Dr Katherine Ruth is a Lecturer in Clinical and Biomedical Sciences in the Reproductive Genomics group (https://sites.exeter.ac.uk/reprogenomics/) at the University of Exeter. Awarded her PhD in January 2016, she has extensive experience of population-based study data including UK Biobank and of applying methods in statistical genetics and genetic epidemiology. She has been a lead analyst in the international reproductive genetics consortium ReproGen, resulting in insights into the genetic basis of reproductive ageing published in Nature and Nature Genetics. Current research interests include using genetics to investigate the biological mechanisms of menopause timing and menopausal symptoms and to test relationships between sex hormone exposures over life and health in postmenopausal women.

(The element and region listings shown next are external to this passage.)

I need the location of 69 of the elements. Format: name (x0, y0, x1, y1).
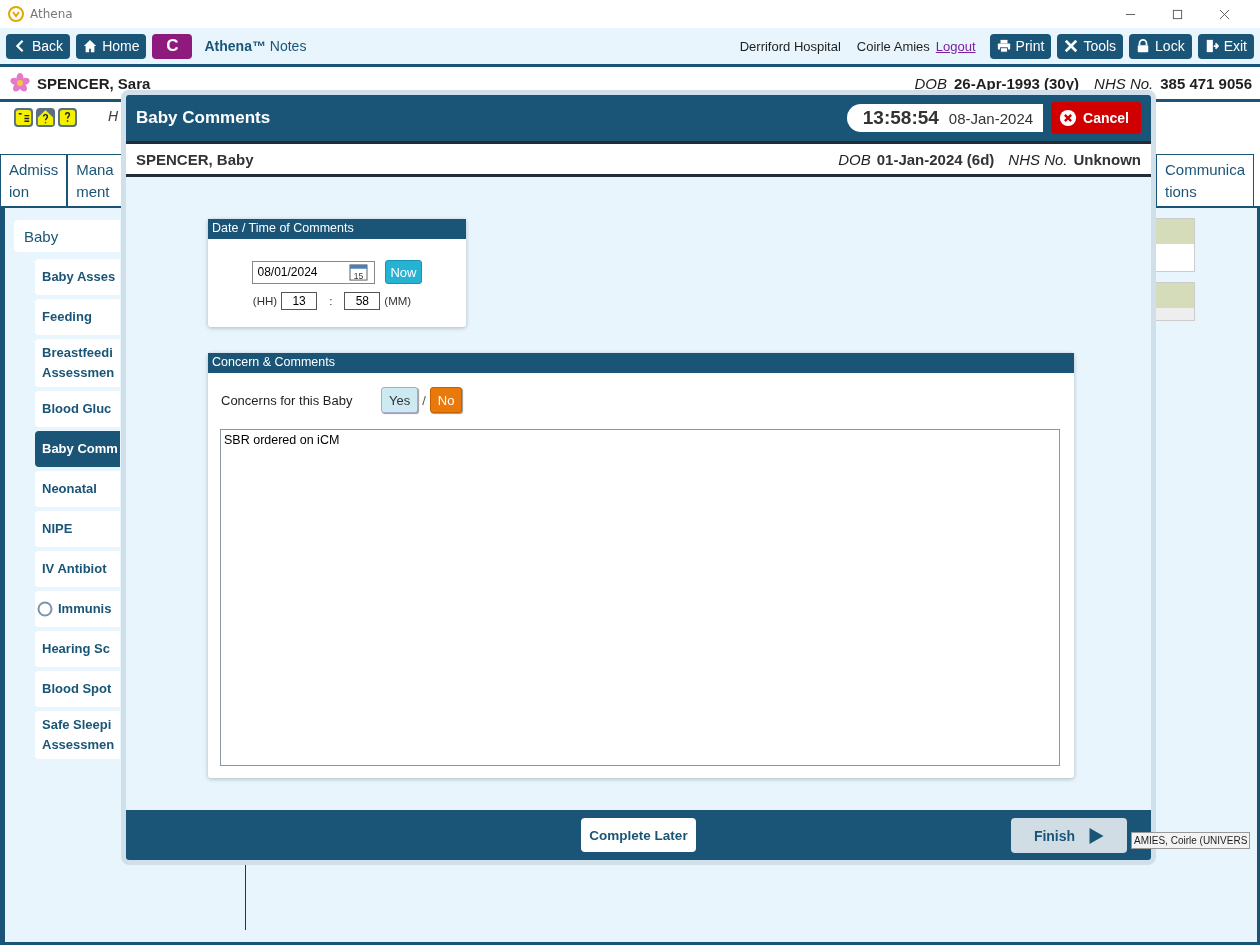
tools-button[interactable]: Tools (1057, 33, 1124, 59)
dob-label: DOB (914, 74, 947, 92)
sidebar-item[interactable]: Feeding (35, 299, 120, 335)
hours-label: (HH) (252, 295, 278, 307)
sidebar-item[interactable]: Breastfeedi Assessmen (35, 339, 120, 387)
dob-label: DOB (838, 150, 871, 168)
sidebar-item[interactable]: Neonatal (35, 471, 120, 507)
tab[interactable]: Admiss ion (0, 154, 68, 206)
alert-list-icon (14, 108, 33, 127)
baby-name: SPENCER, Baby (136, 150, 254, 168)
option-separator: / (422, 392, 426, 408)
hospital-name: Derriford Hospital (739, 38, 841, 54)
minutes-label: (MM) (384, 295, 412, 307)
sidebar-item[interactable]: Baby Comm (35, 431, 120, 467)
window-title: Athena (30, 7, 73, 21)
home-icon (83, 39, 98, 53)
sidebar-item[interactable]: Immunis (35, 591, 120, 627)
app-name: Athena™ Notes (204, 38, 307, 54)
clock-display: 13:58:54 08-Jan-2024 (846, 104, 1044, 132)
sidebar-item[interactable]: NIPE (35, 511, 120, 547)
exit-door-icon (1204, 39, 1219, 53)
comments-field[interactable]: SBR ordered on iCM (220, 429, 1060, 766)
nhs-value: Unknown (1073, 150, 1141, 168)
exit-button[interactable]: Exit (1197, 33, 1254, 59)
sidebar-group[interactable]: Baby (14, 220, 120, 252)
home-button[interactable]: Home (76, 33, 147, 59)
logout-link[interactable]: Logout (935, 38, 976, 54)
lock-button[interactable]: Lock (1129, 33, 1192, 59)
time-separator: : (329, 295, 333, 307)
complete-later-button[interactable]: Complete Later (581, 818, 696, 852)
print-button[interactable]: Print (989, 33, 1052, 59)
minutes-field[interactable]: 58 (344, 292, 381, 310)
tab[interactable]: Mana ment (67, 154, 123, 206)
lock-icon (1136, 39, 1151, 53)
play-arrow-icon (1089, 827, 1105, 844)
app-logo-icon (8, 6, 24, 22)
close-circle-icon (1059, 109, 1078, 127)
nhs-value: 385 471 9056 (1160, 74, 1252, 92)
user-name: Coirle Amies (856, 38, 930, 54)
nhs-label: NHS No. (1008, 150, 1068, 168)
dialog-title: Baby Comments (136, 108, 272, 128)
sidebar-item[interactable]: Blood Gluc (35, 391, 120, 427)
alert-text: H (108, 108, 119, 124)
sidebar-item[interactable]: Safe Sleepi Assessmen (35, 711, 120, 759)
cancel-button[interactable]: Cancel (1051, 102, 1141, 134)
close-icon[interactable] (1219, 8, 1230, 20)
home-alert-icon (36, 108, 55, 127)
sidebar-item[interactable]: Blood Spot (35, 671, 120, 707)
card-header: Concern & Comments (208, 353, 1074, 373)
sidebar-item[interactable]: Baby Asses (35, 259, 120, 295)
sidebar-item[interactable]: IV Antibiot (35, 551, 120, 587)
calendar-icon[interactable]: 15 (349, 263, 369, 281)
patient-name: SPENCER, Sara (37, 74, 151, 92)
flower-icon (10, 73, 30, 93)
hours-field[interactable]: 13 (281, 292, 318, 310)
maximize-icon[interactable] (1172, 8, 1183, 20)
question-alert-icon (58, 108, 77, 127)
card-header: Date / Time of Comments (208, 219, 466, 239)
date-field[interactable]: 08/01/2024 15 (252, 260, 376, 284)
status-circle-icon (37, 601, 53, 617)
tooltip: AMIES, Coirle (UNIVERS (1131, 832, 1251, 849)
toggle-option[interactable]: Yes (381, 387, 419, 413)
dob-value: 01-Jan-2024 (6d) (876, 150, 995, 168)
c-badge-button[interactable]: C (152, 33, 193, 59)
printer-icon (996, 39, 1011, 53)
nhs-label: NHS No. (1094, 74, 1154, 92)
question-label: Concerns for this Baby (221, 392, 354, 408)
back-button[interactable]: Back (6, 33, 71, 59)
sidebar-item[interactable]: Hearing Sc (35, 631, 120, 667)
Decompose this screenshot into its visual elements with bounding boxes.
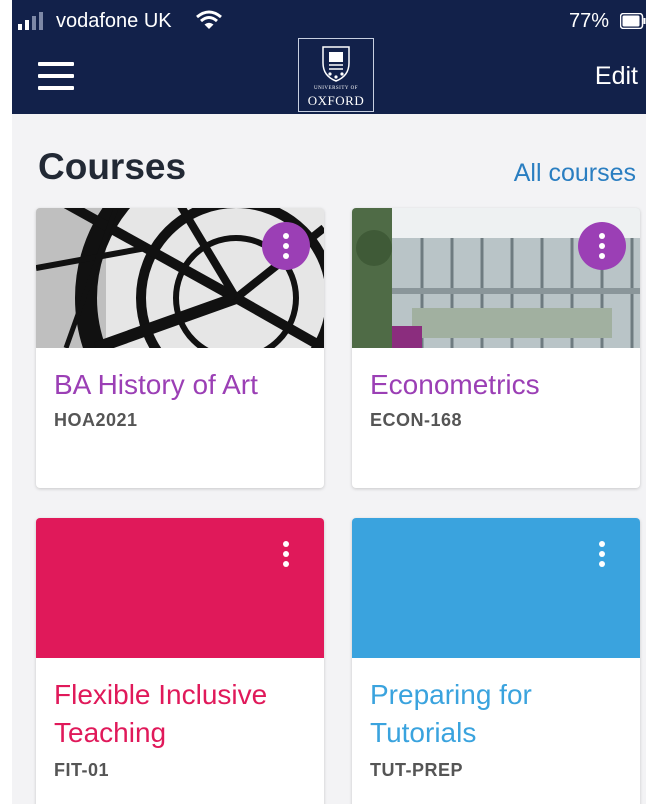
edit-button[interactable]: Edit	[595, 62, 638, 91]
course-code: TUT-PREP	[370, 760, 464, 780]
menu-hamburger-icon[interactable]	[38, 62, 74, 90]
logo-big-text: OXFORD	[307, 93, 365, 108]
signal-icon	[18, 12, 43, 30]
all-courses-link[interactable]: All courses	[514, 159, 636, 188]
course-title: Econometrics	[370, 369, 540, 400]
course-options-icon[interactable]	[578, 530, 626, 578]
battery-percent: 77%	[569, 10, 610, 32]
course-options-icon[interactable]	[262, 222, 310, 270]
page-title: Courses	[38, 146, 187, 187]
course-options-icon[interactable]	[578, 222, 626, 270]
carrier-name: vodafone UK	[56, 10, 172, 32]
crest-icon	[322, 46, 350, 82]
course-options-icon[interactable]	[262, 530, 310, 578]
course-code: ECON-168	[370, 410, 463, 430]
logo-small-text: UNIVERSITY OF	[314, 86, 358, 91]
course-card-preparing-for-tutorials[interactable]: Preparing for Tutorials TUT-PREP	[352, 518, 640, 804]
course-title: Preparing for Tutorials	[370, 679, 532, 748]
course-card-history-of-art[interactable]: BA History of Art HOA2021	[36, 208, 324, 488]
university-logo: UNIVERSITY OF OXFORD	[298, 38, 374, 112]
app-screen: vodafone UK 77% UNIVERSITY OF OXFORD Edi…	[12, 0, 646, 804]
top-bar: vodafone UK 77% UNIVERSITY OF OXFORD Edi…	[12, 0, 646, 114]
course-code: FIT-01	[54, 760, 110, 780]
course-code: HOA2021	[54, 410, 138, 430]
wifi-icon	[196, 10, 222, 29]
course-card-flexible-inclusive-teaching[interactable]: Flexible Inclusive Teaching FIT-01	[36, 518, 324, 804]
course-title: Flexible Inclusive Teaching	[54, 679, 268, 748]
course-card-econometrics[interactable]: Econometrics ECON-168	[352, 208, 640, 488]
battery-icon	[620, 13, 646, 29]
status-bar: vodafone UK 77%	[16, 8, 646, 34]
course-title: BA History of Art	[54, 369, 258, 400]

Insights from genome-wide analyses of female reproductive ageing

Ovarian reserve declines over female lifetime, with menopause marking the end of natural fertility. Menopause also affects health and wellbeing, with three-quarters of women experiencing vasomotor symptoms (e.g. hot flushes). In this talk, I will describe insights from our genome-wide association studies to investigate the genetic basis of both the timing of menopause and also the symptoms experienced by women at menopause. Our genome-wide analyses of menopause timing in 201,323 women, as part of the ReproGen consortium, identified 290 genetic signals. These results highlighted the role of DNA damage response processes across the lifespan, suggesting potential treatment targets for the maintenance of ovarian reserve, and revealing relationships with health and disease. More recently, using exome sequencing data in 106,973 women from UK Biobank, we have identified rare protein-coding variation in nine genes with large effects on menopause timing and providing further evidence of links to cancer susceptibility. Finally, using routinely-collected health data in UK Biobank, we have explored the genetic basis of menopausal vasomotor symptoms, implicating TACR3 a known drug-target, yet highlighting limitations in our current knowledge. Collectively, our genome-wide studies have advanced understanding of the biology and aetiology of menopause.